Cyber attacks utilising artificial intelligence technology have risen by 89 per cent in the past year and are altering the online threat landscape completely, according to new research from CrowdStrike.
The 2026 Global Threat Report from the American cybersecurity firm shows a fast-changing and ever-more ferocious cyber threat landscape enabled by the rise of AI tools.
In addition to a significant increase in AI-driven cyberattacks, the report found that AI is enabling cybercriminals to travel across hacked networks at higher speeds from the initial penetration point.
AI helped hackers increase the speed of their nefarious activities by 65 per cent between 2024 and 2025, with the average cyber attack breakout time being just 29 minutes last year. The fastest was 27 seconds, and CrowdStrike also logged an instance of data exfiltration happening in four minutes.
As well as leveraging AI tools to create more convincing cyber attacks and to increase their frequency, hackers are also actively targeting genuine AI tools. CrowdStrike found that 90 AI companies were breached by hackers. They were able to steal personal information and cryptocurrency after hacking into these companies and infecting their software with malicious code.
CrowdStrike said hackers are also breaching AI development platforms for conducting ransomware attacks and deceiving people into parting with their credentials by tricking them into thinking dodgy AI servers are real online services.
AI continues to be a big focus for nation-state hackers, too. According to CrowdStrike, Russia-nexus FANCY BEAR used large language models for deploying malware. Doing so enabled them to spy on victims and steal documents by automated means.
Chinese-linked hackers also see the benefits of AI technology for hacking, with the tech leading to a 38 per cent increase in China-nexus activity. The logistics industry was their biggest focus in 2025; attacks targeting this sector grew by 85 per cent. In 67 per cent of attacks conducted by Chinese-linked threat actors, system access was immediate. And a further 40 per cent of their attacks impacted internet edge devices.
In North Korea, hacking also continues to increase thanks to AI technology. CrowdStrike detected a 120 per cent increase in cybercrime perpetrated by hackers with links to the North Korean regime.
2025 was a busy year for FAMOUS CHOLLIMA, in particular, with its hacking campaigns increasing twofold. It masterminded the biggest ever financial robbery, totalling $1.46 billion of stolen cryptocurrency.

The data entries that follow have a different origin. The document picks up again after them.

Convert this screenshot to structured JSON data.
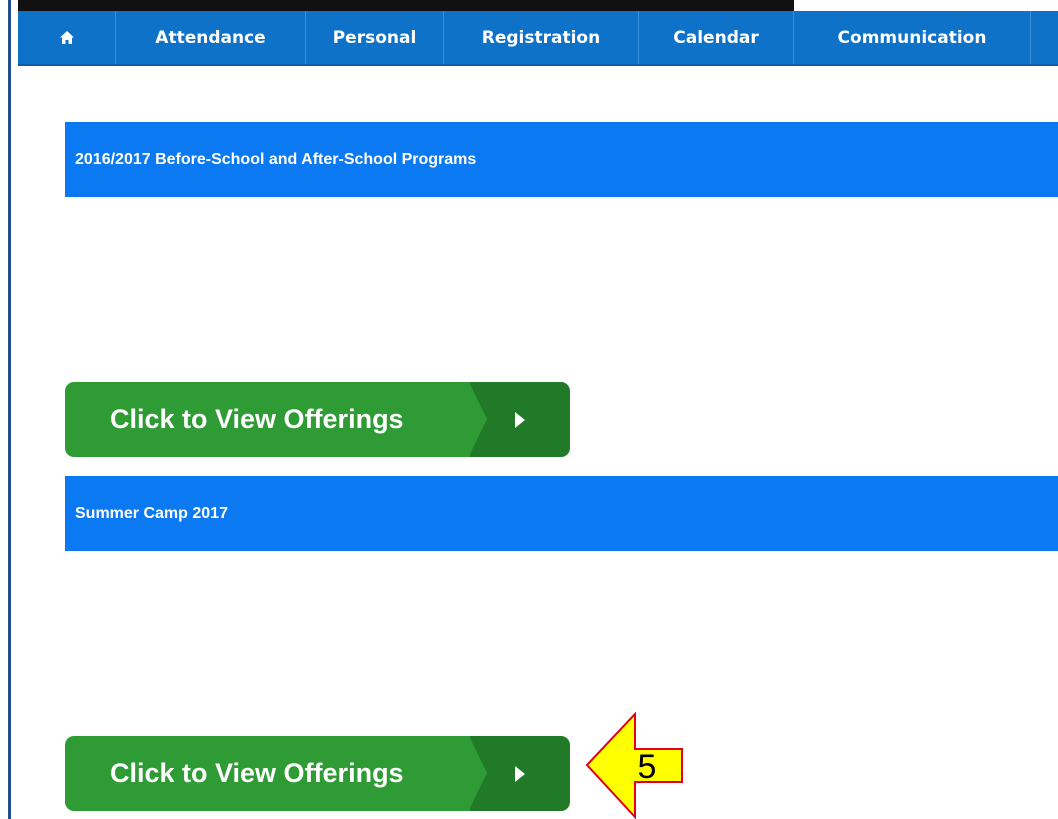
{
  "nav": {
    "home_icon": "home-icon",
    "items": [
      "Attendance",
      "Personal",
      "Registration",
      "Calendar",
      "Communication"
    ]
  },
  "sections": [
    {
      "title": "2016/2017 Before-School and After-School Programs",
      "button_label": "Click to View Offerings",
      "button_icon": "play-arrow-icon"
    },
    {
      "title": "Summer Camp 2017",
      "button_label": "Click to View Offerings",
      "button_icon": "play-arrow-icon"
    }
  ],
  "callout": {
    "number": "5",
    "fill": "#ffff00",
    "stroke": "#e0001b"
  },
  "colors": {
    "nav_bg": "#0f72c9",
    "section_bg": "#0b7af2",
    "button_green": "#2e9b35",
    "button_dark_green": "#217a28"
  }
}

Besides AI cyber attacks, zero-day and cloud exploits also increased in 2025. CrowdStrike found that hackers exploited zero-day vulnerabilities before they were made public by the affected companies 42 per cent of the time. Meanwhile, there was a 37 per cent growth in cloud-based cyber attacks.
Adam Meyers, head of counter adversary operations at CrowdStrike, said: “This is an AI arms race. Breakout time is the clearest signal of how intrusion has changed.
“Adversaries are moving from initial access to lateral movement in minutes. AI is compressing the time between intent and execution while turning enterprise AI systems into targets. Security teams must operate faster than the adversary to win.”